Problem of the Week
Problem B and Solution
Numb Sums
Problem
Many whole numbers can be written as sums of consecutive numbers, i.e.,
numbers which follow one after the other.
For example, 5 = 2 + 3, 24 = 7 + 8 + 9, 30 = 4 + 5 + 6 + 7 + 8, etcetera.
a) Determine all the numbers from 1 to 16 which can
be written as sums of 2 or more consecutive numbers.
b) Which number from 1 to 16 can be written as a
sum of consecutive numbers in the greatest number
of ways?
c) Which number(s) from 1 to 16 cannot be written as
a sum of consecutive numbers? What are the factors
of these numbers?
Solution
a) Numbers which can be written as sums of 2 or more consecutive numbers
are:
1 = 0+1, 3 = 1+2, 5 = 2+3, 6 = 1+2+3, 7 = 3+4, 9 = 2+3+4 = 4+5,
10 = 1+2+3+4, 11 = 5+6, 12 = 3+4+5, 13 = 6+7, 14 = 2+3+4+5,
and 15 = 1 + 2 + 3 + 4 + 5 = 4 + 5 + 6 = 7 + 8 .

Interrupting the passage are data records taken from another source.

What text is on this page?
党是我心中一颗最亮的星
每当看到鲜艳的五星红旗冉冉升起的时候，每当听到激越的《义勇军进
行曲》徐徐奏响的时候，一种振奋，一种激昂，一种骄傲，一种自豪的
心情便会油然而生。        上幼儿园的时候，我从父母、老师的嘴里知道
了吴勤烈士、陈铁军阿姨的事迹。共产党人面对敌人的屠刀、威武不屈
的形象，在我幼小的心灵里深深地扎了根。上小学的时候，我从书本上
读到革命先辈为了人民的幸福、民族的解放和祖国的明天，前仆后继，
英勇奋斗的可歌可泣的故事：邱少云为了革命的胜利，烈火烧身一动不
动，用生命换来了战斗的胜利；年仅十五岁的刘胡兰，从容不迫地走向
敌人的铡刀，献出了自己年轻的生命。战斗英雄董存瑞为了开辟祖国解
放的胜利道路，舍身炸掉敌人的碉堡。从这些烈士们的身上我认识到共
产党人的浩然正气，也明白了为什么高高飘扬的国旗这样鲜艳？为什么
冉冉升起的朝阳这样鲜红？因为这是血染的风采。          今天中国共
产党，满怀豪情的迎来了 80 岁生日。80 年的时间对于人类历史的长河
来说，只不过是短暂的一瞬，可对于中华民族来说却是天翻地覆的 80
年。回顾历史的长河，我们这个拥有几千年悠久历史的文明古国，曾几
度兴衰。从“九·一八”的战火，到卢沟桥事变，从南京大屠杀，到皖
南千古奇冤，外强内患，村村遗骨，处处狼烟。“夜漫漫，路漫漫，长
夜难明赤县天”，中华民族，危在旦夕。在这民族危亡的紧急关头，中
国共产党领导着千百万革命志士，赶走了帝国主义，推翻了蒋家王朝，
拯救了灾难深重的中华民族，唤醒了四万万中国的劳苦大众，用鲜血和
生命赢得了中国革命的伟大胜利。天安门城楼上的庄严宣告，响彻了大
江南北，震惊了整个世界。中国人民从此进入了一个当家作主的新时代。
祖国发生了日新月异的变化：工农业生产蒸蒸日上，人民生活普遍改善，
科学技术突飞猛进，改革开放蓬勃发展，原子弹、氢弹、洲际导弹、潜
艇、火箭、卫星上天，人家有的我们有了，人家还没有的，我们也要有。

b) The number 15 can be written as a sum in three different ways, the greatest
number of ways for the numbers 1 to 16.
c) The numbers 2, 4, 8, and 16 cannot be written as a sum of consecutive
numbers. Their factors are:
2: {1,2}, 4: {1,2,4}, 8: {1,2,4,8}, 16: {1,2,4,8,16}.
Things to Think About
Why is it that all the odd numbers can be written as sums of consecutive
numbers? Is this true of any odd number?
How do the factors of the even numbers which can be written as a sum of
consecutive numbers differ from those of the numbers in part c)?